The Board of Supervisors is scheduled to discuss the 1,060-home Heritage Woods development off U.S. 1 at its meeting Tuesday, about two months after it held a public hearing on the controversial project near Cosner’s Corner. Residents have expressed concerns about the development’s impact on traffic and schools.
Arizona-based Walton International Group is asking that the 378-acre site be rezoned from rural and commercial to “planned development housing” for 725 homes, 147 townhouses and 188 apartments.
The Planning Commission recommended approval of Heritage Woods in August.
But the supervisors tabled their decision after a public hearing in September and requested an analysis of other developments in the pipeline. This year alone, the board has rezoned land for four developments with a total of 2,634 housing units.

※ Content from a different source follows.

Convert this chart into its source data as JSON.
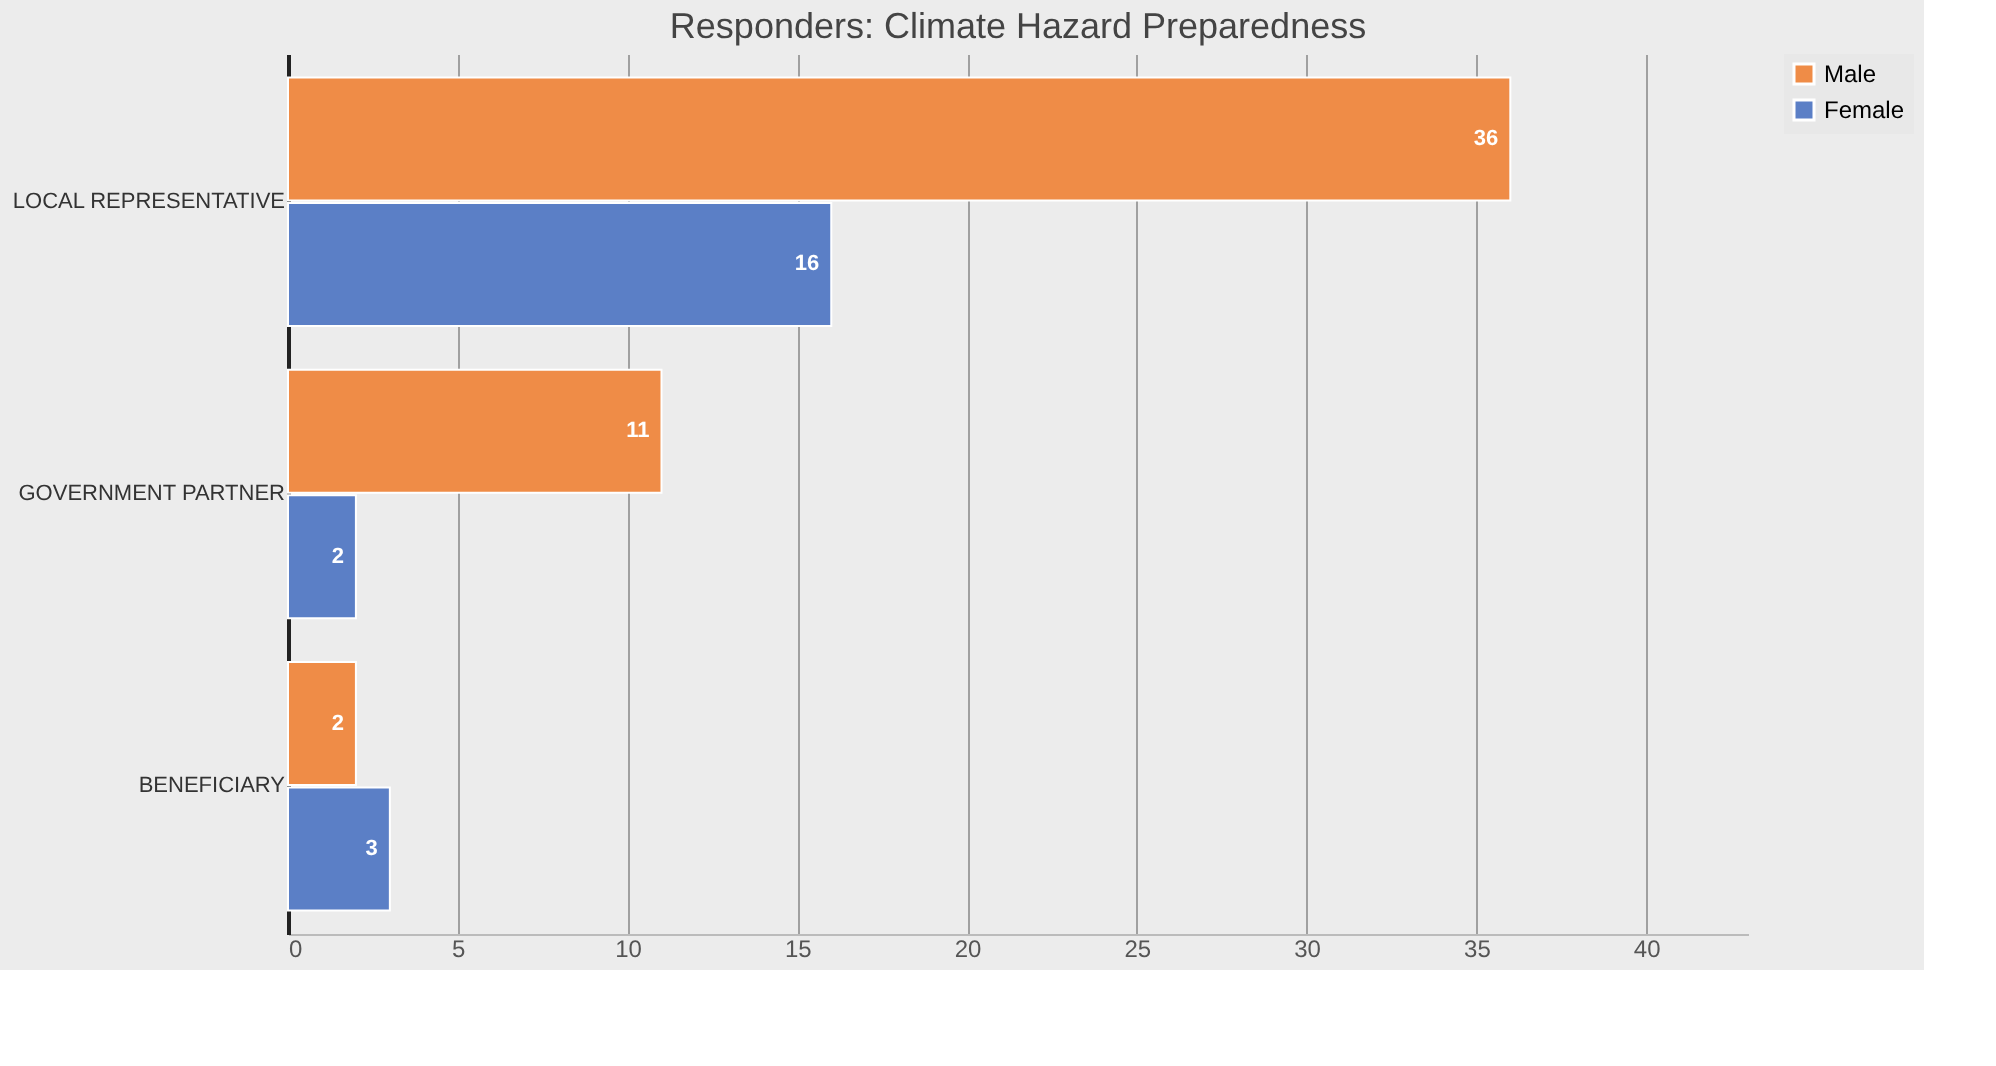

A staff report dated Nov. 12 projects that Spotsylvania doesn’t have enough room in its schools to support the developments that have been approved in the last five years, in addition to Lee’s Parke.

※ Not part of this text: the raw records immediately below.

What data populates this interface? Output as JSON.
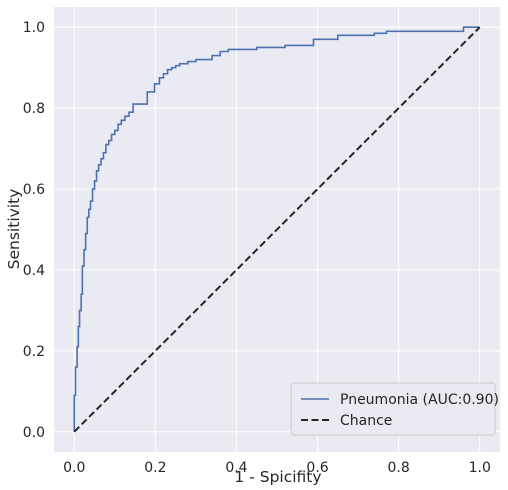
{
  "colors": {
    "plot_background": "#eaeaf2",
    "grid": "#ffffff",
    "roc_line": "#4c72b0",
    "chance_line": "#262626",
    "text": "#262626"
  },
  "chart_data": {
    "type": "line",
    "title": "",
    "xlabel": "1 - Spicifity",
    "ylabel": "Sensitivity",
    "xlim": [
      -0.05,
      1.05
    ],
    "ylim": [
      -0.05,
      1.05
    ],
    "xticks": [
      0.0,
      0.2,
      0.4,
      0.6,
      0.8,
      1.0
    ],
    "yticks": [
      0.0,
      0.2,
      0.4,
      0.6,
      0.8,
      1.0
    ],
    "xtick_labels": [
      "0.0",
      "0.2",
      "0.4",
      "0.6",
      "0.8",
      "1.0"
    ],
    "ytick_labels": [
      "0.0",
      "0.2",
      "0.4",
      "0.6",
      "0.8",
      "1.0"
    ],
    "grid": true,
    "legend_position": "bottom-right",
    "series": [
      {
        "name": "Pneumonia (AUC:0.90)",
        "style": "solid",
        "color": "#4c72b0",
        "x": [
          0.0,
          0.0,
          0.003,
          0.003,
          0.007,
          0.007,
          0.01,
          0.01,
          0.013,
          0.013,
          0.017,
          0.017,
          0.02,
          0.02,
          0.024,
          0.024,
          0.028,
          0.028,
          0.032,
          0.032,
          0.036,
          0.036,
          0.04,
          0.04,
          0.045,
          0.045,
          0.05,
          0.05,
          0.055,
          0.055,
          0.06,
          0.06,
          0.066,
          0.066,
          0.072,
          0.072,
          0.078,
          0.078,
          0.085,
          0.085,
          0.092,
          0.092,
          0.1,
          0.1,
          0.108,
          0.108,
          0.116,
          0.116,
          0.125,
          0.125,
          0.135,
          0.135,
          0.145,
          0.145,
          0.18,
          0.18,
          0.198,
          0.198,
          0.21,
          0.21,
          0.22,
          0.22,
          0.23,
          0.23,
          0.24,
          0.24,
          0.25,
          0.25,
          0.26,
          0.26,
          0.28,
          0.28,
          0.3,
          0.3,
          0.34,
          0.34,
          0.36,
          0.36,
          0.38,
          0.38,
          0.45,
          0.45,
          0.52,
          0.52,
          0.59,
          0.59,
          0.65,
          0.65,
          0.74,
          0.74,
          0.77,
          0.77,
          0.96,
          0.96,
          1.0
        ],
        "y": [
          0.0,
          0.09,
          0.09,
          0.16,
          0.16,
          0.21,
          0.21,
          0.26,
          0.26,
          0.3,
          0.3,
          0.34,
          0.34,
          0.41,
          0.41,
          0.45,
          0.45,
          0.49,
          0.49,
          0.53,
          0.53,
          0.55,
          0.55,
          0.57,
          0.57,
          0.6,
          0.6,
          0.62,
          0.62,
          0.645,
          0.645,
          0.66,
          0.66,
          0.675,
          0.675,
          0.69,
          0.69,
          0.71,
          0.71,
          0.72,
          0.72,
          0.735,
          0.735,
          0.745,
          0.745,
          0.76,
          0.76,
          0.77,
          0.77,
          0.78,
          0.78,
          0.79,
          0.79,
          0.81,
          0.81,
          0.84,
          0.84,
          0.86,
          0.86,
          0.875,
          0.875,
          0.885,
          0.885,
          0.895,
          0.895,
          0.9,
          0.9,
          0.905,
          0.905,
          0.91,
          0.91,
          0.915,
          0.915,
          0.92,
          0.92,
          0.93,
          0.93,
          0.94,
          0.94,
          0.945,
          0.945,
          0.95,
          0.95,
          0.955,
          0.955,
          0.97,
          0.97,
          0.98,
          0.98,
          0.985,
          0.985,
          0.99,
          0.99,
          1.0,
          1.0
        ]
      },
      {
        "name": "Chance",
        "style": "dashed",
        "color": "#262626",
        "x": [
          0.0,
          1.0
        ],
        "y": [
          0.0,
          1.0
        ]
      }
    ]
  }
}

County staff included Lee’s Parke, which was approved in 2002, because of its proximity to the Heritage Woods site. About 6,000 of the 7,631 approved homes in the staff report have not yet been built, including about 1,000 in Lee’s Parke.
It will likely be many years before those homes become a reality, but if they were built today, the staff says seven schools would be overcapacity: Cedar Forest Elementary, Robert E. Lee Elementary, Battlefield Middle, Freedom Middle, Spotsylvania Middle, Courtland High and Massaponax High.
Add Heritage Woods to the mix and an eighth school, Parkside Elementary, would exceed its capacity by 227 students, the staff says. Walton, the Heritage Woods landowner, recently announced it was donating $15,000 to Parkside for a new playground.
Supervisor Gary Skinner, whose Lee Hill District includes the Heritage Woods site, said he thinks the development would help schools and roads, not hurt them.
He noted that Walton is offering to pay $2.6 million in cash proffers for transportation before any homes are built. Seventy percent of all proffers would be earmarked for roads and 30 percent for schools, based on revised proffers submitted this month.
“We’re not going to get this money from the state right away, and if we don’t start doing something we’re going to put ourselves in a bind,” said Skinner, who won re-election this year against an opponent who opposed Heritage Woods.
With the proffer money, he said, the county could take advantage of the Virginia Department of Transportation’s revenue-sharing program that supplies matching grants to localities.
Still, county staff has recommended denial of the development, noting that its cash proffers are about $12.4 million short of what local guidelines call for.
Walton is offering to pay $18,600 per detached home beyond the first 53 homes, which are allowed without county approval; $13,500 per townhouse; and $6,500 per apartment. The company must pay Spotsylvania by the time each home receives an occupancy permit.
That brings the developer’s contribution up to roughly $15.7 million. But county guidelines call for about $28.1 million in proffers on a development like this.
The county has approved three large mixed-use developments this year without any cash proffers. Unlike Heritage Woods, those projects had commercial components.